Description

This is a single-centre, prospective, observational cohort study designed to evaluate the prevalence of depressive symptoms and cognitive impairment and to investigate their association with worse clinical outcomes in hospitalized patients with chronic heart failure (CHF). The study will be conducted at the Department of Cardiology and the Internal Medicine Department's Cardiology Profile of the Lithuanian University of Health Sciences Kaunas Hospital (LSMU Kaunas Hospital), Kaunas, Lithuania, where the majority of Kaunas region patients with CHF are admitted for inpatient care.

CHF is a common clinical syndrome resulting from structural and/or functional cardiac abnormalities, leading to typical symptoms, frequent hospitalizations, reduced quality of life, and high mortality. In addition to somatic burden, patients with CHF frequently experience cognitive impairment and mental health disorders, particularly anxiety and depressive disorders. These conditions are highly prevalent and are associated with poorer self-care, impaired adherence to therapy, diminished quality of life, and worse prognosis. Despite increasing recognition of their importance, depressive symptoms, anxiety, and cognitive impairment remain under-recognized and insufficiently integrated into routine CHF management. Symptom overlap between CHF and mental or cognitive disorders further complicates detection, contributing to underdiagnosis and undertreatment.

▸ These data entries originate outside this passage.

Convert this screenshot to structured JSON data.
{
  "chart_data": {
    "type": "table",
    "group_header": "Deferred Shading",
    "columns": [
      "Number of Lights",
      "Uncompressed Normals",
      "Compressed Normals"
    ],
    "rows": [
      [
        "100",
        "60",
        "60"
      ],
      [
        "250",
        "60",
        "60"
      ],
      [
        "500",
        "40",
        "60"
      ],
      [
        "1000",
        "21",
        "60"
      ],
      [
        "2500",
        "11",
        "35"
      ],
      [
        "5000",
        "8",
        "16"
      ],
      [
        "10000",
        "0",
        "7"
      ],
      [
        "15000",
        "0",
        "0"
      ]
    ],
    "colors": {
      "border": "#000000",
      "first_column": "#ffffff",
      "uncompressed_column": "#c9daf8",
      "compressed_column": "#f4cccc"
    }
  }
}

To address this gap, the present study will systematically assess depressive symptoms and cognitive function in a consecutively enrolled cohort of hospitalized patients with CHF and will examine how these factors relate to short- and medium-term outcomes.

The main objectives are:

1. to determine the prevalence of depressive symptoms in hospitalized patients with CHF;
2. to determine the prevalence of cognitive impairment in the same population;
3. to evaluate the association between depressive symptoms and worse CHF outcomes;
4. to evaluate the association between cognitive impairment and worse CHF outcomes.

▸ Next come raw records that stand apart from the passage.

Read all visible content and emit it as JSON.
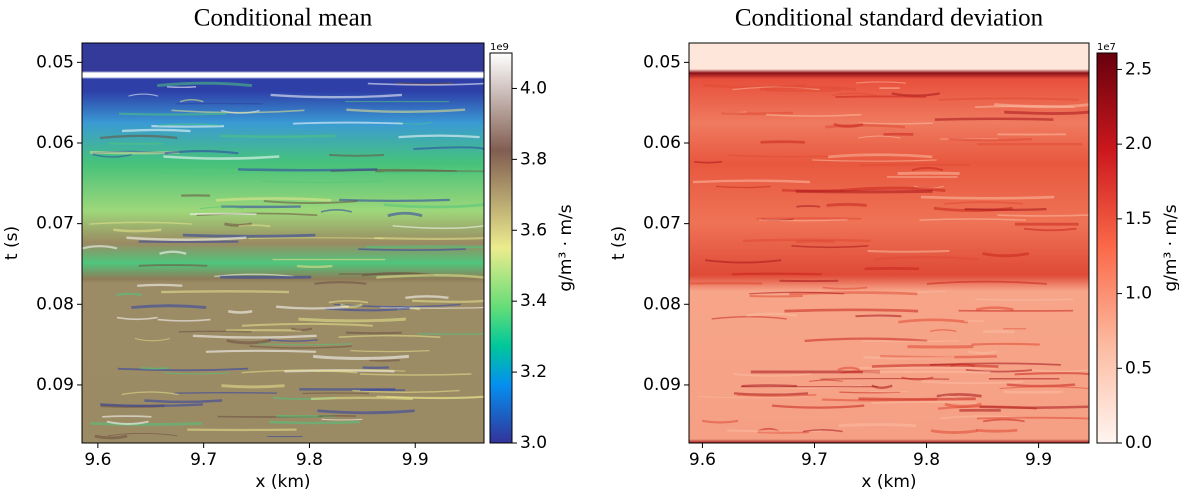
{
  "chart_data": [
    {
      "type": "heatmap",
      "title": "Conditional mean",
      "xlabel": "x (km)",
      "ylabel": "t (s)",
      "xlim": [
        9.585,
        9.965
      ],
      "xticks": [
        9.6,
        9.7,
        9.8,
        9.9
      ],
      "ylim": [
        0.0972,
        0.0476
      ],
      "yticks": [
        0.05,
        0.06,
        0.07,
        0.08,
        0.09
      ],
      "cmap": "terrain",
      "colorbar_label": "g/m³ · m/s",
      "colorbar_offset": "1e9",
      "clim": [
        3.0,
        4.1
      ],
      "cticks": [
        {
          "value": 3,
          "label": "3.0"
        },
        3.2,
        3.4,
        3.6,
        3.8,
        {
          "value": 4,
          "label": "4.0"
        }
      ]
    },
    {
      "type": "heatmap",
      "title": "Conditional standard deviation",
      "xlabel": "x (km)",
      "ylabel": "t (s)",
      "xlim": [
        9.588,
        9.945
      ],
      "xticks": [
        9.6,
        9.7,
        9.8,
        9.9
      ],
      "ylim": [
        0.0972,
        0.0476
      ],
      "yticks": [
        0.05,
        0.06,
        0.07,
        0.08,
        0.09
      ],
      "cmap": "Reds",
      "colorbar_label": "g/m³ · m/s",
      "colorbar_offset": "1e7",
      "clim": [
        0,
        2.61
      ],
      "cticks": [
        {
          "value": 0,
          "label": "0.0"
        },
        0.5,
        {
          "value": 1,
          "label": "1.0"
        },
        1.5,
        {
          "value": 2,
          "label": "2.0"
        },
        2.5
      ]
    }
  ]
}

The planned sample size is 300 patients, calculated on the basis of survival as the main clinical endpoint (mortality and CHF-related rehospitalizations), assuming an expected prevalence of depressive symptoms and cognitive impairment of approximately 10-20% among patients with CHF and a hazard ratio of 2.5 for adverse outcomes in patients with depressive symptoms and/or cognitive impairment compared with those without. Patient recruitment is anticipated to take approximately 24 months, with an additional 12 months of follow-up for clinical outcomes after the last patient is enrolled.

After clinical stabilization during the index hospitalization, eligible patients will provide written informed consent and a structured interview and baseline assessment will be performed approximately 48 hours after stabilization.

The assessment will include:

1. collection of demographic data;
2. physical examination;
3. anthropometric measurements;
4. completion of standardized, validated questionnaires for depressive symptoms and cognitive function.

Depressive symptoms will be assessed using the Patient Health Questionnaire-9 (PHQ-9) and the Hospital Anxiety and Depression Scale (HADS), both in validated Lithuanian versions. Cognitive function will be assessed with the Lithuanian version of the Montreal Cognitive Assessment (MoCA). All questionnaires will be administered by the principal investigator or another physician-investigator working in the study centre. The same set of questionnaires (PHQ-9, HADS, MoCA) will be repeated on the last day of the hospital stay in order to evaluate the dynamics of depressive symptoms and cognitive function during hospitalization.

In addition, routine clinical, laboratory, and instrumental data will be extracted from the paper and electronic medical records. Information on in-hospital management, including pharmacological therapy and any procedures, will also be collected.

The primary clinical outcomes of interest are:

1. all-cause mortality during the index hospitalization;
2. all-cause mortality after discharge;
3. CHF-related rehospitalizations during the first 12 months after discharge from the index hospitalization.

The main exposures of interest are the presence and severity of depressive symptoms and cognitive impairment at baseline and at discharge, as defined by established cut-offs in PHQ-9, HADS, and MoCA scores.

Data will be recorded on paper case report forms and subsequently entered into a dedicated electronic database.

Statistical analyses will include descriptive statistics to characterize the prevalence and severity of depressive symptoms and cognitive impairment; univariable and multivariable regression models to examine associations between depressive symptoms and cognitive impairment and clinical and demographic characteristics; and survival analyses (Kaplan-Meier curves and Cox proportional hazards models) to evaluate the relationship between depressive symptoms, cognitive impairment, and time to death or CHF-related rehospitalization. A two-sided p value \<0.05 will be considered statistically significant.

By quantifying the prevalence of depressive symptoms and cognitive impairment and clarifying their prognostic significance for patients hospitalized with CHF in Lithuania, this study aims to provide evidence to support more systematic screening, follow-up, and targeted psychosocial and cognitive interventions in this high-risk population. The findings may inform local and international clinical practice by highlighting the need to integrate mental health and cognitive assessment into comprehensive CHF management pathways.